AB & AMK: Since sound and poetry are intrinsically linked, what are the key differences in your view between poetry and phatic communication?
ELR: For me, it always has to be a balance between sound and rational meaning. I think that's true for most writers, though not all.
AB & AMK: When you are writing, do you draw on certain literary theories or theorists for inspiration for your work? Do you find that literary theory is useful for writers or does it get in the way of the writing process?
ELR: I'm sure it's different for everyone. I'm not a scholar, though I do read some criticism, have studied it along the way, and have incorporated it some into my teaching of literature and writing. But I don't write from a theoretical framework, especially not literary theory. My formal training is as a writer, dancer, and musician much more so than as a scholar. Writing-wise, I am more influenced by music theory or modern dance than I am literary theory.
Interestingly, the last section of my book is set in China, and it contains Chinese characters-a natural product of the place-but many people have assumed I must have been taking my clues and inspiration from Pound and Fenollosa here. I didn't read their work involving Chinese characters until after I lived in China, and until after my manuscript was almost complete, when I was taking a graduate seminar on poiesis. I couldn't get on board with most of what Fenollosa and Pound were saying, actually-they made some very dangerous claims regarding a language they didn't really know, got most things wrong, I think. But Fenollosa's essay I wrestled with for a while, and finally decided I could accept it as a kind of ars poetica more readily than a piece of criticism, if that is allowed.
And as to your second question: I have so much anxiety about writing that almost everything gets in the way of my writing process! This could include literary theory, but it also includes any number of things.
AB & AMK: Who are you reading at the moment? What did you most enjoy about this book?
ELR: I just finished B.K. Fischer's St. Rage's Vault, which expanded my understanding of what is possible with the ekphrastic poem. She's a wonderful poet and critic of both literature and art. I also finished Barrie Jean Borich's Body Geographic, a great book of essays that elides body, land, queerness, and American history in ways that I've long been interested in as a poet. The creative essay is such a flexible genre, and with Borich's book, it's great to see my obsessions at work in another genre.
A Review of Elizabeths Lindsey Rogers' Chord Box by Amanda McConnon, first published by Late Night Library
The poet Sharon Olds once exclaimed, “we are blessed by our obsessions!” Chord Box by Elizabeth Lindsey Rogers is a product of this blessing. It artfully weaves several select but disparate themes that seem to obsess the poet, the most prominent of which are music and language, and the resulting tapestry serves as a road map for this ink-and-paper navigation through the world that the speaker inhabits.
Rogers’s book is divided into three sections. The first and second, though different in structure, seem somehow similar in spirit compared to the third section. The first goes back and forth between the story of the speaker’s adolescence, and that of the adolescence of the speaker’s object of affection: her teacher. In the first section’s final poem, “Coda: 2003,” the teacher and her lover present our speaker with a necklace strung from their favorite earrings as she departs them for a distant state. This moment seems a vital shift to launch us into the second section, in which the voice seems more independent, more certain of itself. It still carries around those experiences and people like the necklace, but has had more time to hammer out what they mean, where they end, and where she herself begins.

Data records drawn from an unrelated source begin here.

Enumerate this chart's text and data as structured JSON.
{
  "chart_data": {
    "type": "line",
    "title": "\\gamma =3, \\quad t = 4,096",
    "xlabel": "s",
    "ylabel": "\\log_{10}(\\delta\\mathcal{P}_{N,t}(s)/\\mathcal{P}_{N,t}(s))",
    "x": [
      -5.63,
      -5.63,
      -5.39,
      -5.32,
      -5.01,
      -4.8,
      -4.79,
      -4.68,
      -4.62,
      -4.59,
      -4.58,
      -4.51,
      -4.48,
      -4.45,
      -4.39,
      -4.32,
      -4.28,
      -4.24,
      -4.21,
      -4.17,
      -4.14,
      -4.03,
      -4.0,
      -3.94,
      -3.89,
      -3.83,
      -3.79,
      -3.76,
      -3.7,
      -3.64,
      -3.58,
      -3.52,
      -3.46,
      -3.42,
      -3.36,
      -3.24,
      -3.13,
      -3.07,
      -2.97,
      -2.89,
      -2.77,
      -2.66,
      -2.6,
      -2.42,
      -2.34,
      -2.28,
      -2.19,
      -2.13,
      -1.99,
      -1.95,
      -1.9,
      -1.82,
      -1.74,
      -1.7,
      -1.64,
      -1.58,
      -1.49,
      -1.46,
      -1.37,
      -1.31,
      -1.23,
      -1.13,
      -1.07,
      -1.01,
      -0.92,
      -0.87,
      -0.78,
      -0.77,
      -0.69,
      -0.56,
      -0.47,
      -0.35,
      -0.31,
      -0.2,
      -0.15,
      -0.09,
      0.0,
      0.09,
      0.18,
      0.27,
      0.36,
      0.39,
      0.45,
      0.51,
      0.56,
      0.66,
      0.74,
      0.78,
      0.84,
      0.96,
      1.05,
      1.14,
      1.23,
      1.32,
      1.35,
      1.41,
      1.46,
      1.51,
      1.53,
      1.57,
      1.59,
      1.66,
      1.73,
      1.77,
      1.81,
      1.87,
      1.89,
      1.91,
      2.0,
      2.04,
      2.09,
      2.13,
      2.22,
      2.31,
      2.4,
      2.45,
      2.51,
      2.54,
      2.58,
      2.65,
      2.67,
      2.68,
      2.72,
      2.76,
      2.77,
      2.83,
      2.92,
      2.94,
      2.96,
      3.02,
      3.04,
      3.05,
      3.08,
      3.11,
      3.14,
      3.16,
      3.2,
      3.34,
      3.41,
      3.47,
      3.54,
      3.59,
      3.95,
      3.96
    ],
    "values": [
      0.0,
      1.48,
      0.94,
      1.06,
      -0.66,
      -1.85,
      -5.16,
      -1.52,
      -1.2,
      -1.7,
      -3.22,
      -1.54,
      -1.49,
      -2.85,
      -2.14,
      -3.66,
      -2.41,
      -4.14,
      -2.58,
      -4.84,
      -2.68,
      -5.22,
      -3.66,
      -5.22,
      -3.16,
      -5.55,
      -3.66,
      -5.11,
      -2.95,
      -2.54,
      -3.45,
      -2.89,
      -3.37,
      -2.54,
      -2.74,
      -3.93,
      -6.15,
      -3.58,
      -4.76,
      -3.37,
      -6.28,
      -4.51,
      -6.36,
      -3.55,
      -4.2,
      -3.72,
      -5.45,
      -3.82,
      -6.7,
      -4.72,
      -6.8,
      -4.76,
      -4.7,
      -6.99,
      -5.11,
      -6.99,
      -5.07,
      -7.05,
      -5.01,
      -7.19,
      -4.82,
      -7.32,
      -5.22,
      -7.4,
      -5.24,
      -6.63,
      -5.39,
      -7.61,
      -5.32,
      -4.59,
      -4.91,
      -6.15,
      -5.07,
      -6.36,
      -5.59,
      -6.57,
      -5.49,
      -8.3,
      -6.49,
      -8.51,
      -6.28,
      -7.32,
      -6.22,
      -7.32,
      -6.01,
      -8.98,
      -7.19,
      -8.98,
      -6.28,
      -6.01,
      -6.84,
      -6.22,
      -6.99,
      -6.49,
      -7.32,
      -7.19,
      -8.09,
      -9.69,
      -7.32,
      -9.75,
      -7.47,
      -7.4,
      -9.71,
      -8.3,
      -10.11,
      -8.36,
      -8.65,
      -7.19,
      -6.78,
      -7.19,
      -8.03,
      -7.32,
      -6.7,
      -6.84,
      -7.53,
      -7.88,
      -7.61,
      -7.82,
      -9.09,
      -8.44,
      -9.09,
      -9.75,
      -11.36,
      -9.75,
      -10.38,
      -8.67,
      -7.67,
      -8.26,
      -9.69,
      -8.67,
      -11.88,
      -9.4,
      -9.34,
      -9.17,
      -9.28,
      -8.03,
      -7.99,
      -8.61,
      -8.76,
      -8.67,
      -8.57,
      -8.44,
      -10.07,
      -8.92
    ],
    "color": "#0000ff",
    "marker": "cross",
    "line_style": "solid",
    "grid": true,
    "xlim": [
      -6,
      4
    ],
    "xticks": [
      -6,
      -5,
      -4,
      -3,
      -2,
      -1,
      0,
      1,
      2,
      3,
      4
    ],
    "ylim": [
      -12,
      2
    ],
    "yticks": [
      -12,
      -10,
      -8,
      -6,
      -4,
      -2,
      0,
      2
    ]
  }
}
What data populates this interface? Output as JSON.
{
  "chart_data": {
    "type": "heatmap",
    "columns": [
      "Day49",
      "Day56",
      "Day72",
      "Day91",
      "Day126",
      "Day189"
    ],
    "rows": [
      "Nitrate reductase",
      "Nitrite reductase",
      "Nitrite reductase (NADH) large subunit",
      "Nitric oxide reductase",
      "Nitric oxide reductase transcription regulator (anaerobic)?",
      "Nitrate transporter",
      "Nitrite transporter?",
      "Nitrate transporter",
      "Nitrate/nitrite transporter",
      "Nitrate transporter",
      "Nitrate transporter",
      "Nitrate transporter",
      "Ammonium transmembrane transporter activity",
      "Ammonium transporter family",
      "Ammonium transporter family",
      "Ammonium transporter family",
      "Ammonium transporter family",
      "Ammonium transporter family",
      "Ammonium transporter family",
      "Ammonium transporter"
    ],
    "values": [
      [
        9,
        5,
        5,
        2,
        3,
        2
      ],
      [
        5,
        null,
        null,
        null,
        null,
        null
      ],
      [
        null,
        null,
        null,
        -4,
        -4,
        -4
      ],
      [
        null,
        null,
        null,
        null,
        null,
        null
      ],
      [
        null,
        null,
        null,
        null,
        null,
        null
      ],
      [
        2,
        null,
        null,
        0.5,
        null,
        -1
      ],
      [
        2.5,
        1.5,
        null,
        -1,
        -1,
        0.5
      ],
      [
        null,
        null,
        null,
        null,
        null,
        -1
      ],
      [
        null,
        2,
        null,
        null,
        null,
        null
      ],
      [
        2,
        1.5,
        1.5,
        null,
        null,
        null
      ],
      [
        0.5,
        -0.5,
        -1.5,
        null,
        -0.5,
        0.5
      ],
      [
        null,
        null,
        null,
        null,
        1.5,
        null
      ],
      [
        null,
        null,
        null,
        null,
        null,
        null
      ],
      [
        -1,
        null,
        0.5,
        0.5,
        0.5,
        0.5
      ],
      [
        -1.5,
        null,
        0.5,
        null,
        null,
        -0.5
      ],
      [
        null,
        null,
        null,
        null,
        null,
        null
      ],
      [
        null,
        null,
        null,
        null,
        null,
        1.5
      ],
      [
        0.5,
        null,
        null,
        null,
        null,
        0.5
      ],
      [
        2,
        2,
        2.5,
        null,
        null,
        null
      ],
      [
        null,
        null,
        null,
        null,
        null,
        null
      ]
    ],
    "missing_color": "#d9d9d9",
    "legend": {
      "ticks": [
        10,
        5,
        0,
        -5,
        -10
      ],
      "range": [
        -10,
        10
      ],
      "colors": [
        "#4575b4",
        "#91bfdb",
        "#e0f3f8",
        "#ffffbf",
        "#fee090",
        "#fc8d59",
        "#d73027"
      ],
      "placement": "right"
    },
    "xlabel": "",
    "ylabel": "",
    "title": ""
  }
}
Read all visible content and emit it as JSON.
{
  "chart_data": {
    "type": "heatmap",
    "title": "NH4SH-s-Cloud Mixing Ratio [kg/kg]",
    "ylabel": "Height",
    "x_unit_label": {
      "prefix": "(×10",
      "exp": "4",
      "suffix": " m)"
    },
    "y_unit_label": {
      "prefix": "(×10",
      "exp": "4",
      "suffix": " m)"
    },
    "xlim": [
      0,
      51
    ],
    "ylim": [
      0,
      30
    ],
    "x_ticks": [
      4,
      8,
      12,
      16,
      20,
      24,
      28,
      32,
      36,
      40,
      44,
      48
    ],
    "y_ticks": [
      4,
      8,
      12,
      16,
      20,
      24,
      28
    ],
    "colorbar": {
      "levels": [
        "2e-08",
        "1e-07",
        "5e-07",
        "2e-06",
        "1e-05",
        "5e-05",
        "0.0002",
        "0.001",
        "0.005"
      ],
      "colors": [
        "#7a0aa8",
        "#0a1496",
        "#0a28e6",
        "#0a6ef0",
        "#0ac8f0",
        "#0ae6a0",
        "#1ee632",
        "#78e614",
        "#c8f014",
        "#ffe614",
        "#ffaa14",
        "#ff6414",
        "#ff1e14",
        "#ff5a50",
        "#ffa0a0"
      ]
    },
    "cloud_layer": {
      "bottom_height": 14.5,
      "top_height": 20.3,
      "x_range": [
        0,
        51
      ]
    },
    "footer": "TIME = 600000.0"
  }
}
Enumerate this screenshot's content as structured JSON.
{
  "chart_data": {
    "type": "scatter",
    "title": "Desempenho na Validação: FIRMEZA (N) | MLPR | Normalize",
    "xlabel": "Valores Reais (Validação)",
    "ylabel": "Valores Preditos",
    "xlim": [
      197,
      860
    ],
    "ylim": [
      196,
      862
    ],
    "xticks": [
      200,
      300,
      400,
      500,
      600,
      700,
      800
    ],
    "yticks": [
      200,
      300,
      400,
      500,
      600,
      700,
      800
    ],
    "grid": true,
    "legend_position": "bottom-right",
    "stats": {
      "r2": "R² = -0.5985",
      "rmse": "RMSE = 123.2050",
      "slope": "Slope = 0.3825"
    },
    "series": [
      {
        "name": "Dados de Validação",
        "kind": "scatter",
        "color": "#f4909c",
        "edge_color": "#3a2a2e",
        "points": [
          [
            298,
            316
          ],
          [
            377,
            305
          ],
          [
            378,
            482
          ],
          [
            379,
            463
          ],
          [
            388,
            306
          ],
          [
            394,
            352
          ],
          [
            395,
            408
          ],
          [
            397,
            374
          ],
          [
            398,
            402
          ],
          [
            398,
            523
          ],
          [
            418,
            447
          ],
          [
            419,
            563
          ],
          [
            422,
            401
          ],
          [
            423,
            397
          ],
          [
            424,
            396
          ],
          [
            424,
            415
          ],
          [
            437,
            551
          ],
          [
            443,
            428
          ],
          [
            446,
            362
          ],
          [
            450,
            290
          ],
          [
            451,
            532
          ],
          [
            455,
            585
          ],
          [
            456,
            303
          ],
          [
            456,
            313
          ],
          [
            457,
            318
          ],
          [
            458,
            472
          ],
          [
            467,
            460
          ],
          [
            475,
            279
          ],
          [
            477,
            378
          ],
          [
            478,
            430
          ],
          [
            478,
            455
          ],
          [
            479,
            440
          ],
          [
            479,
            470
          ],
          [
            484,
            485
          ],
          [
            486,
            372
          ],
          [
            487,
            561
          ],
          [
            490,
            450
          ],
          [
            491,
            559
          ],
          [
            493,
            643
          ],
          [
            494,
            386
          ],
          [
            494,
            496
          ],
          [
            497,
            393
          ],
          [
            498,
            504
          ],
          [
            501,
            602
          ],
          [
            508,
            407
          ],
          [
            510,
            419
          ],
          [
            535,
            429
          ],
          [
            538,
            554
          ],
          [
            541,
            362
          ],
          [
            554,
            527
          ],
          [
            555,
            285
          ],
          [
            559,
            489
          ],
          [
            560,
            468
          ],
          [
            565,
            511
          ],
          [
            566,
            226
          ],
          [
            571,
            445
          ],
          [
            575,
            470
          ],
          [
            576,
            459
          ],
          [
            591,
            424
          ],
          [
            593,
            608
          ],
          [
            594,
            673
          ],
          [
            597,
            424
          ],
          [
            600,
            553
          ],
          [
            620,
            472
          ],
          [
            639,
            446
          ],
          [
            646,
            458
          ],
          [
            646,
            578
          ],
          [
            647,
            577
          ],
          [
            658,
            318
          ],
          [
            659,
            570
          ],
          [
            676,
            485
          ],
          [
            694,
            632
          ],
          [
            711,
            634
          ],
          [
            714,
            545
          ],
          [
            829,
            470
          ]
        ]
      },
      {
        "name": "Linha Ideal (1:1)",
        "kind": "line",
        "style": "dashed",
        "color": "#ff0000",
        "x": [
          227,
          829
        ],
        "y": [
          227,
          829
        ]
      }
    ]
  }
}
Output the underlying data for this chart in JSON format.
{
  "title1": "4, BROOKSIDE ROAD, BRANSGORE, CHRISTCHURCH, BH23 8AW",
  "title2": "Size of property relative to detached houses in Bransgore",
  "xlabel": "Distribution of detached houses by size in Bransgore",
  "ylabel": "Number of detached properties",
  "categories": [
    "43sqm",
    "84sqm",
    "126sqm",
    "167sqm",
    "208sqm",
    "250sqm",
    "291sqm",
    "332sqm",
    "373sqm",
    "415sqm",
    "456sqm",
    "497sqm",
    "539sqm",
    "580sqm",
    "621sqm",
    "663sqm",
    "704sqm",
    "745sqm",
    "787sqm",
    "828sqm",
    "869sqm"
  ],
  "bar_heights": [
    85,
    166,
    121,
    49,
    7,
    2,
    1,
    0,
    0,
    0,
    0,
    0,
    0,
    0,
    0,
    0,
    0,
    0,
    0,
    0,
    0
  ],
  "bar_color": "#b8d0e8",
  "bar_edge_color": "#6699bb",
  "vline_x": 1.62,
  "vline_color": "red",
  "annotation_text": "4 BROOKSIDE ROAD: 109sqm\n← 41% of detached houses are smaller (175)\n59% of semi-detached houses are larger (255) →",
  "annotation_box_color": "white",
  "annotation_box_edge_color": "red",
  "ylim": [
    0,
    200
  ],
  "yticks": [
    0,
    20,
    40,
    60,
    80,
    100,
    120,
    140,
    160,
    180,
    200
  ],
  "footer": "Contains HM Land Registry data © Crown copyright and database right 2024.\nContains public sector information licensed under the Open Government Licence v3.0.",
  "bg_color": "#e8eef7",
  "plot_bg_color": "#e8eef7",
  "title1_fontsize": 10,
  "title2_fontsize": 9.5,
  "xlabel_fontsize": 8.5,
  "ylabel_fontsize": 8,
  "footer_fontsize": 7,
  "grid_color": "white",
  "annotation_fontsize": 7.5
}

Especially in these first two sections, the outer world takes on the inner emotions of its characters (and I say characters and not speakers because, while the book jumps around both in time or space, there remains only one true voice that speaks for each person in the book). In “Belt: 1975,” an eleven year old stuck in the car with her child molesting grandfather “watch[es] smokestacks spew / sinister questions;” in “A Road in the Sky,” two lovers yearning to truly connect with each other pass a “park that pushed / its own banks, spilled vines / over the lookout.”
Reading this collection is like looking around a room of funhouse mirrors: each image is a distortion of some sentiment working in another way elsewhere in the poem. But this multidimensional approach to exploring human feeling does not stop with the physical environment. True to the title, music takes on a vital role in this collection. On a drive through the mountains, the landscape rises in “perpetual modulation, a practiced scale” (“Coda: 2003”). Music also functions as a means for divulging hard-to-get-at truths, both out of the characters’ volitions and against them. In “Psalm: 1976,” a poem in which a child is shunned by her mother for telling the truth about her grandfather, Rogers writes, ”You start the song / with the door left / open, so that / she, in some other / room, can hear.” And when the speaker’s nervous body revolts against her, she explains “I’m quaking down / beneath the bone, where / my marrow, darkly / contralto, is humming (“Vibrato: 2001”). Music is treated as not just a force, or a tool, but also as a lowest common denominator between people. Music functions as the most primal and pure means of communication, something uncomplicated by language.
Because language often betrays us—a notion that is key in this collection. In the first two sections, Rogers is unafraid to throw musical notation our way (and almost always generously defines these symbols for us) or small symbols that depict the object that the speaker is looking at or thinking of. In “Nodes,” Rogers discusses Ernst Chladni’s 1787 experiment in which he discovered sound’s visual patterns, part of which process was drawing “a navel, encircled.” Directly after those words she includes an ancient symbol, the circumpunct, a dot inside a circle, which is most commonly used to represent the sun, but whose meanings also range from protection against the evil eye to a Scouting symbol meant to indicate the end of a trail and suggest the hiker return home.
Rogers’s willingness to use whatever visual and lingual tools are at her disposal is just another of the book’s characteristics that sets it apart. And this method takes on a different life in the third section, which is born mostly out of Rogers’s experiences living and teaching in China, a country with a language that works in a way entirely different from the poet’s native English. These poems swoop the Chinese language under their wings and incorporate them into their own vocabulary unapologetically, but sometimes not entirely confidently. While sometimes a definition is provided within the poem for you, other times the words or characters are placed there without translation, though a glossary is provided on the last pages.
Rogers manages to do this in a way that isn’t isolating to the reader. It is more like a friendly gesture of a mutual vying toward understanding. We are allowed to see the painstaking process behind a non-native speaker attempting to communicate in a language that doesn’t come naturally to her. In “gŭ láng yŭ,” she writes “Zhŭ! From their teacher, / the only syllable / I can register. I think it is the zhŭ / that means concentrate; join together. / Or was it the other one: god; master?” By giving us enough vulnerability that we can imagine the speaker as a real person who is learning herself as she tries to teach us, we are on board to make these daring lingual leaps with her.
Chord Box is a book that has an intricate and somewhat complicated approach toward language because it recognizes that life is intricate and somewhat complicated. In one of my favorite moments in the book, our speaker is in China and wonders why she sees her neighbors’ parrots in cages all along the road, but she lacks the language to ask someone. But by writing it, Rogers has found the language to at least express that frustration, releasing some of its burden. And that, too, is a blessing that poetry gives us.